To help tackle this, NICE has published draft clinical guidelines on intravenous fluid therapy in adults in hospital.

The draft guideline includes a number of recommendations to help improve training and education. These include that hospitals should establish systems to ensure that all healthcare professionals involved in prescribing and delivering IV fluid therapy are trained on the principles covered in the guideline.

These should then be formally assessed and reassessed at regular intervals to determine competence in a range of areas including assessing the risks benefits and harms of IV fluids, prescribing and administering IV fluids, and monitoring patient response.

NICE also recommends that healthcare professionals should follow certain protocols when prescribing IV fluid therapy. These include remembering the 5 Rs, namely: Resuscitation, Routine maintenance, Replacement, Redistribution and Reassessment.

IV Fluid therapy should be offered as part of a protocol described by a set of algorithms provided in the guideline. These cover the pathway of care from assessment, to replacement and redistribution.

The type of fluid to be administered, and the rate and volume to be administered, should be included in IV fluid prescriptions. The IV fluid management plan should detail the fluid and electrolyte prescription over the next 24 hours.

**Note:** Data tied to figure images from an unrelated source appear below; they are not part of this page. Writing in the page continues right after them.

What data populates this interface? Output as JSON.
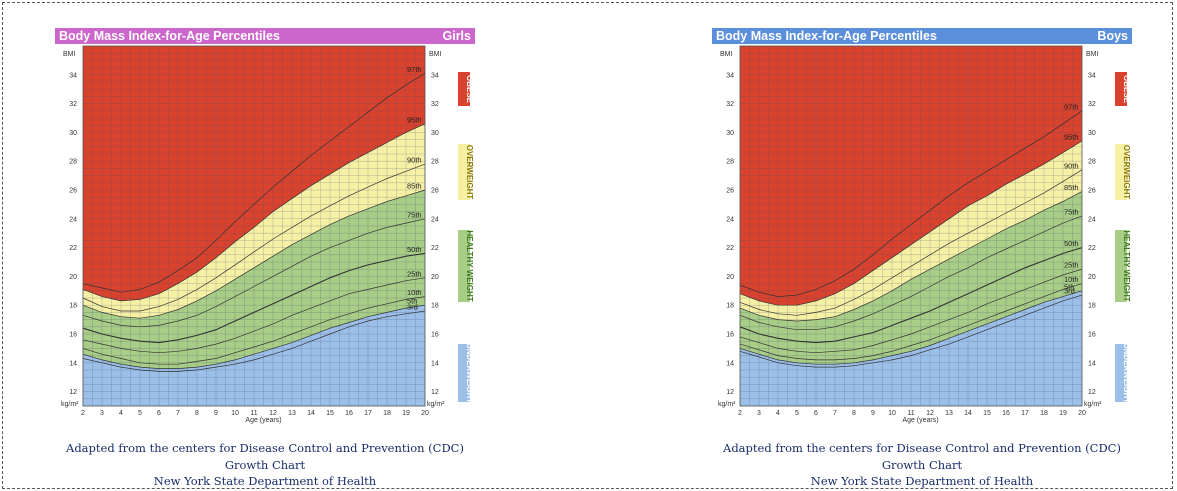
{
  "colors": {
    "obese": "#d9422d",
    "overweight": "#f6f0a4",
    "healthy": "#a8cd86",
    "underweight": "#9cbfe7",
    "girls_header": "#cc66cc",
    "boys_header": "#5b8fdb",
    "grid": "#3c4f78",
    "curve": "#333333",
    "band_text_obese": "#ffffff",
    "band_text_overweight": "#8a7b00",
    "band_text_healthy": "#3c7a1c",
    "band_text_underweight": "#ffffff"
  },
  "captions": {
    "girls": [
      "Adapted from the centers for Disease Control and Prevention (CDC)",
      "Growth Chart",
      "New York State Department of Health"
    ],
    "boys": [
      "Adapted from the centers for Disease Control and Prevention (CDC)",
      "Growth Chart",
      "New York State Department of Health"
    ]
  },
  "chart_data": [
    {
      "type": "line",
      "title": "Body Mass Index-for-Age Percentiles",
      "subtitle": "Girls",
      "xlabel": "Age (years)",
      "ylabel": "BMI",
      "unit_label": "kg/m²",
      "xlim": [
        2,
        20
      ],
      "ylim": [
        11,
        36
      ],
      "x_ticks": [
        2,
        3,
        4,
        5,
        6,
        7,
        8,
        9,
        10,
        11,
        12,
        13,
        14,
        15,
        16,
        17,
        18,
        19,
        20
      ],
      "y_ticks": [
        12,
        14,
        16,
        18,
        20,
        22,
        24,
        26,
        28,
        30,
        32,
        34
      ],
      "grid": true,
      "band_labels": [
        "OBESE",
        "OVERWEIGHT",
        "HEALTHY WEIGHT",
        "UNDERWEIGHT"
      ],
      "x": [
        2,
        3,
        4,
        5,
        6,
        7,
        8,
        9,
        10,
        11,
        12,
        13,
        14,
        15,
        16,
        17,
        18,
        19,
        20
      ],
      "series": [
        {
          "name": "3rd",
          "values": [
            14.3,
            14.0,
            13.7,
            13.5,
            13.4,
            13.4,
            13.5,
            13.7,
            13.9,
            14.2,
            14.6,
            15.0,
            15.5,
            16.0,
            16.5,
            16.9,
            17.2,
            17.4,
            17.6
          ]
        },
        {
          "name": "5th",
          "values": [
            14.6,
            14.2,
            13.9,
            13.7,
            13.6,
            13.6,
            13.7,
            13.9,
            14.2,
            14.6,
            15.0,
            15.4,
            15.9,
            16.4,
            16.8,
            17.2,
            17.5,
            17.8,
            18.0
          ]
        },
        {
          "name": "10th",
          "values": [
            15.0,
            14.6,
            14.3,
            14.0,
            13.9,
            13.9,
            14.1,
            14.3,
            14.7,
            15.1,
            15.5,
            16.0,
            16.5,
            17.0,
            17.4,
            17.8,
            18.1,
            18.4,
            18.6
          ]
        },
        {
          "name": "25th",
          "values": [
            15.6,
            15.3,
            15.0,
            14.8,
            14.7,
            14.8,
            15.0,
            15.3,
            15.7,
            16.2,
            16.7,
            17.3,
            17.8,
            18.3,
            18.8,
            19.1,
            19.4,
            19.7,
            19.9
          ]
        },
        {
          "name": "50th",
          "values": [
            16.4,
            16.0,
            15.7,
            15.5,
            15.4,
            15.6,
            15.9,
            16.3,
            16.9,
            17.5,
            18.1,
            18.7,
            19.3,
            19.9,
            20.4,
            20.8,
            21.1,
            21.4,
            21.6
          ]
        },
        {
          "name": "75th",
          "values": [
            17.3,
            16.9,
            16.6,
            16.5,
            16.6,
            16.9,
            17.3,
            17.9,
            18.6,
            19.3,
            20.0,
            20.7,
            21.4,
            22.0,
            22.5,
            23.0,
            23.4,
            23.7,
            24.0
          ]
        },
        {
          "name": "85th",
          "values": [
            18.0,
            17.5,
            17.2,
            17.1,
            17.3,
            17.7,
            18.3,
            19.0,
            19.8,
            20.6,
            21.4,
            22.2,
            22.9,
            23.6,
            24.2,
            24.7,
            25.2,
            25.6,
            26.0
          ]
        },
        {
          "name": "90th",
          "values": [
            18.5,
            17.9,
            17.6,
            17.6,
            17.9,
            18.4,
            19.1,
            19.9,
            20.8,
            21.7,
            22.6,
            23.4,
            24.2,
            24.9,
            25.6,
            26.2,
            26.8,
            27.3,
            27.8
          ]
        },
        {
          "name": "95th",
          "values": [
            19.1,
            18.6,
            18.3,
            18.4,
            18.8,
            19.5,
            20.3,
            21.3,
            22.4,
            23.4,
            24.5,
            25.4,
            26.3,
            27.1,
            27.9,
            28.6,
            29.3,
            30.0,
            30.6
          ]
        },
        {
          "name": "97th",
          "values": [
            19.5,
            19.2,
            18.9,
            19.1,
            19.6,
            20.4,
            21.3,
            22.5,
            23.8,
            25.0,
            26.2,
            27.3,
            28.4,
            29.4,
            30.4,
            31.4,
            32.4,
            33.3,
            34.1
          ]
        }
      ]
    },
    {
      "type": "line",
      "title": "Body Mass Index-for-Age Percentiles",
      "subtitle": "Boys",
      "xlabel": "Age (years)",
      "ylabel": "BMI",
      "unit_label": "kg/m²",
      "xlim": [
        2,
        20
      ],
      "ylim": [
        11,
        36
      ],
      "x_ticks": [
        2,
        3,
        4,
        5,
        6,
        7,
        8,
        9,
        10,
        11,
        12,
        13,
        14,
        15,
        16,
        17,
        18,
        19,
        20
      ],
      "y_ticks": [
        12,
        14,
        16,
        18,
        20,
        22,
        24,
        26,
        28,
        30,
        32,
        34
      ],
      "grid": true,
      "band_labels": [
        "OBESE",
        "OVERWEIGHT",
        "HEALTHY WEIGHT",
        "UNDERWEIGHT"
      ],
      "x": [
        2,
        3,
        4,
        5,
        6,
        7,
        8,
        9,
        10,
        11,
        12,
        13,
        14,
        15,
        16,
        17,
        18,
        19,
        20
      ],
      "series": [
        {
          "name": "3rd",
          "values": [
            14.8,
            14.4,
            14.0,
            13.8,
            13.7,
            13.7,
            13.8,
            14.0,
            14.2,
            14.5,
            14.9,
            15.3,
            15.8,
            16.3,
            16.8,
            17.3,
            17.8,
            18.3,
            18.7
          ]
        },
        {
          "name": "5th",
          "values": [
            15.0,
            14.6,
            14.2,
            14.0,
            13.9,
            13.9,
            14.0,
            14.2,
            14.5,
            14.8,
            15.2,
            15.7,
            16.2,
            16.7,
            17.2,
            17.7,
            18.2,
            18.6,
            19.0
          ]
        },
        {
          "name": "10th",
          "values": [
            15.3,
            14.9,
            14.5,
            14.3,
            14.2,
            14.2,
            14.3,
            14.5,
            14.8,
            15.2,
            15.6,
            16.1,
            16.6,
            17.1,
            17.6,
            18.1,
            18.6,
            19.1,
            19.5
          ]
        },
        {
          "name": "25th",
          "values": [
            15.8,
            15.4,
            15.0,
            14.8,
            14.7,
            14.8,
            14.9,
            15.2,
            15.6,
            16.0,
            16.5,
            17.0,
            17.5,
            18.1,
            18.6,
            19.1,
            19.6,
            20.1,
            20.5
          ]
        },
        {
          "name": "50th",
          "values": [
            16.5,
            16.0,
            15.7,
            15.5,
            15.4,
            15.5,
            15.8,
            16.1,
            16.6,
            17.1,
            17.6,
            18.2,
            18.8,
            19.4,
            20.0,
            20.6,
            21.1,
            21.6,
            22.0
          ]
        },
        {
          "name": "75th",
          "values": [
            17.3,
            16.8,
            16.5,
            16.3,
            16.3,
            16.5,
            16.9,
            17.4,
            18.0,
            18.6,
            19.3,
            20.0,
            20.6,
            21.3,
            21.9,
            22.5,
            23.1,
            23.7,
            24.2
          ]
        },
        {
          "name": "85th",
          "values": [
            17.8,
            17.3,
            17.0,
            16.9,
            17.0,
            17.2,
            17.7,
            18.3,
            19.0,
            19.8,
            20.5,
            21.2,
            21.9,
            22.6,
            23.3,
            23.9,
            24.6,
            25.2,
            25.9
          ]
        },
        {
          "name": "90th",
          "values": [
            18.2,
            17.7,
            17.4,
            17.3,
            17.5,
            17.8,
            18.4,
            19.1,
            19.9,
            20.7,
            21.5,
            22.3,
            23.0,
            23.7,
            24.4,
            25.1,
            25.8,
            26.6,
            27.4
          ]
        },
        {
          "name": "95th",
          "values": [
            18.8,
            18.3,
            18.0,
            18.0,
            18.3,
            18.8,
            19.5,
            20.4,
            21.3,
            22.2,
            23.1,
            24.0,
            24.9,
            25.6,
            26.4,
            27.1,
            27.8,
            28.6,
            29.4
          ]
        },
        {
          "name": "97th",
          "values": [
            19.4,
            18.9,
            18.6,
            18.7,
            19.1,
            19.7,
            20.5,
            21.5,
            22.6,
            23.6,
            24.6,
            25.6,
            26.5,
            27.3,
            28.1,
            28.9,
            29.7,
            30.6,
            31.5
          ]
        }
      ]
    }
  ]
}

The draft guideline also recommends that healthcare professionals do not use a type of colloid known as tetrastarches - a starch-based IV fluid. This echoes the findings of a review published earlier this year by the Cochrane Collaboration which claimed that the use of hydroxyethyl starch might increase a patient's chance of dying.

Professor Mark Baker, Director of the Centre for Clinical Practice at NICE, said: "Making sure someone has the right level of fluid in their body is fundamental to good, basic care but this isn't always happening.

"There can be serious consequences if the wrong amount or composition of IV fluids is prescribed. If a person receives too much or too little fluid this can lead to problems like fluid in the lungs, dangerously raised or lowered potassium or sodium levels or nutrients such as glucose; and in some cases, heart failure.

"There is a lack of training in IV fluid management before the healthcare professional is fully qualified; professionals may be overworked and not able to give patients the attention they need; and experts often don't always agree on which IV fluids are best, leading to wide variation in practice. All these things compound the problem."

He added: "The NICE guideline, when published, will represent best practice for the NHS.

"It will support healthcare professionals to provide a quality of care for adult patients that helps to hasten recovery and reduce the likelihood of potentially devastating accidents occurring in the administering and monitoring of intravenous fluid therapy.

"After all, the NHS is in the business of getting people better, not making them worse."

A draft version of the guidelines is now available, as is a form for providing comments on the proposed recommendations.